VOD film review: Fences
James R | On 17, Jun 2017
Director: Denzel Washington
Cast: Denzel Washington, Viola Davis, Stephen Henderson
There’s this long-held idea that a film being too much like a play is a bad thing. The word “stagey” is thrown around to describe underwhelming visuals or a largely unchanging location, lengthy monologues or performances projected to reach the back row of the auditorium. Fences is proof that all of these can be a good thing.
The movie marks Denzel Washington’s directorial debut, but he insists that the creative genius behind the camera is August Wilson, who wrote the play upon which this is based. That respect for the text shines through in every department.
Washington himself plays Troy, a garbage man in 1950s Pittsburgh. But if you listen to him tell it, he’s only doing that because his baseball career didn’t pan out. He was star in his day, but never made the jump to Major League Baseball – by the time they started to accept black athletes, he explains, he was too old. He explains that over and over to anyone who’ll listen, a man bitter enough to hold a grudge and proud enough to tell everyone it doesn’t bother him.
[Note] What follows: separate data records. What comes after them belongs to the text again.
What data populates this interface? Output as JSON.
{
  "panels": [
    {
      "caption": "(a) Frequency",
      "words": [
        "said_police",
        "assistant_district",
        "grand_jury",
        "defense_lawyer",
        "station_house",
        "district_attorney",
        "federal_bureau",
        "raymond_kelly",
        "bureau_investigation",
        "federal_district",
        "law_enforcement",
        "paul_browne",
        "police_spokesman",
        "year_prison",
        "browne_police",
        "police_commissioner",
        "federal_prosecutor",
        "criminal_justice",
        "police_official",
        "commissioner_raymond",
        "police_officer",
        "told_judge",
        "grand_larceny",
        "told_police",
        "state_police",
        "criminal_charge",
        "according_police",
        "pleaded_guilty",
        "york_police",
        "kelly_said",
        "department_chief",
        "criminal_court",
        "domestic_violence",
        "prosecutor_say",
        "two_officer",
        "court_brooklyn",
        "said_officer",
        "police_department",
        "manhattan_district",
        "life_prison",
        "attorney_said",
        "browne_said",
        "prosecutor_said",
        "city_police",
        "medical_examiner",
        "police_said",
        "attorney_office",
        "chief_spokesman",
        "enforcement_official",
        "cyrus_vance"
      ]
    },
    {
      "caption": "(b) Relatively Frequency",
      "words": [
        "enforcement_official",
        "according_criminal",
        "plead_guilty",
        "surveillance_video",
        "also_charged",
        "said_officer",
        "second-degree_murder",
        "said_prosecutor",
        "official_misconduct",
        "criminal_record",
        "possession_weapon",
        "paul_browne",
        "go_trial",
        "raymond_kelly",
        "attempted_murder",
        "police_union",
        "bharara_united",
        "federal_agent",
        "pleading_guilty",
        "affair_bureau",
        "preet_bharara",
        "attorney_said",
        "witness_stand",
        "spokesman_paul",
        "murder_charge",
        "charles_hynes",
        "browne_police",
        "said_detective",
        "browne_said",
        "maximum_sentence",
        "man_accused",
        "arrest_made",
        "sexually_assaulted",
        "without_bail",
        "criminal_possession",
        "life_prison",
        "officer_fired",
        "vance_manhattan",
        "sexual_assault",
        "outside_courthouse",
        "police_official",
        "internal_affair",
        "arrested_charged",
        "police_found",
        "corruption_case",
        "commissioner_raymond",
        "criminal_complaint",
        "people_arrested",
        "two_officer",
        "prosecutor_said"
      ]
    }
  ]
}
He’s a fascinating complex web of contradictions, and Washington sinks his teeth right in, creating a towering, intimating man of the house, who resents never achieving his dreams, but doesn’t hesitate in squashing those of his sons – the older, Lyons (Russell Hornsby), has a band, but Troy refuses to see him play; the younger, Cory (Jovan Adepo), would be scouted by a football recruiter, if Troy would only let him meet them.
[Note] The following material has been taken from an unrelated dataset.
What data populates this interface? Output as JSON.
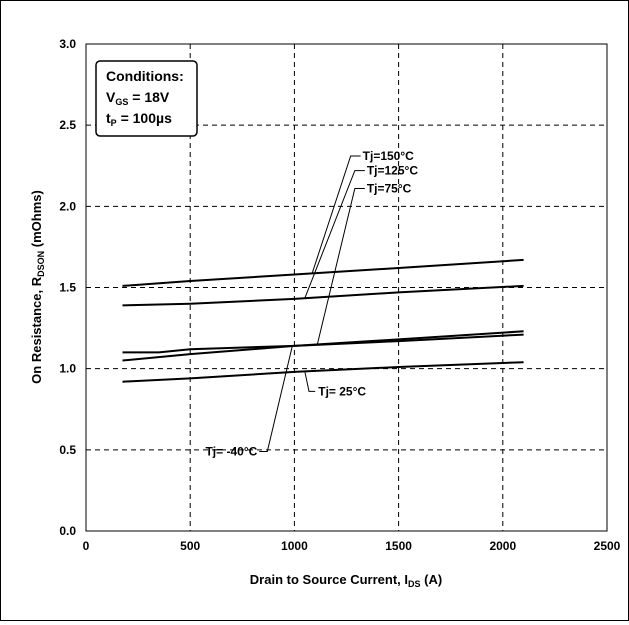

Tolerating him with incredibly patience and similar pride is loyal wife Rose, played with a tough gumption by a steely Viola Davis. She works as hard as he does, her to keep the family running and him to alleviate the guilty of how they got their house – a compensation payment for his brother, Gabriel (Mykelti Williamson), who fought in WWII.
Washington and Davis make an astonishing lead couple, whether it’s in their affectionate teasing or their heated arguing – and Wilson’s play gives them both a chance to devastate in equal measure. When asked to adapt the text of or the screen, Washington insisted that they perform it on stage first – and so they did, with a Broadway production several years ago. The result is an ensemble of fantastic performances delivered by people who clearly know what they’re doing inside and out.
It’s in allowing those performances to take centre stage that Washington’s skill as a director could easily go unnoticed. With barely any music on the soundtrack, the words themselves become the music to accompany each scene, from the rattling machine-gun exchanges at the fast-paced open, as Troy is happily in control of his life, to the slower exchanges with Gabriel and, later, Rose, as dramatic revelations lead to pregnant pauses and pointed questions.
Washington’s camera picks just the position to capture that rhythm, cutting between the rapid dialogue in the first half, before lingering on reactions in the second – one long shot of Viola Davis’ face as Denzel delivers a lengthy speech is one of the most heartbreaking moments you’ll see on a screen this year. What he crafts is a movie that feels driven by August Wilson’s words in a quietly remarkable way – the play’s static location becomes a strength, as we barely leave the house, leaving us, like Rose, trapped in a domestic prison that is all too easily forgotten in 2017. The brief moments we spend outside are all the more effective, from a timelapse cut that brings perspective to a largely tragic existence to the recurring motif of Troy trying to build a fence in the backyard – a failed effort that increasingly feels poignantly inconsequential. The result is a moving drama fuelled by two powerhouse performances. It’s a play. And in no way is that a bad thing.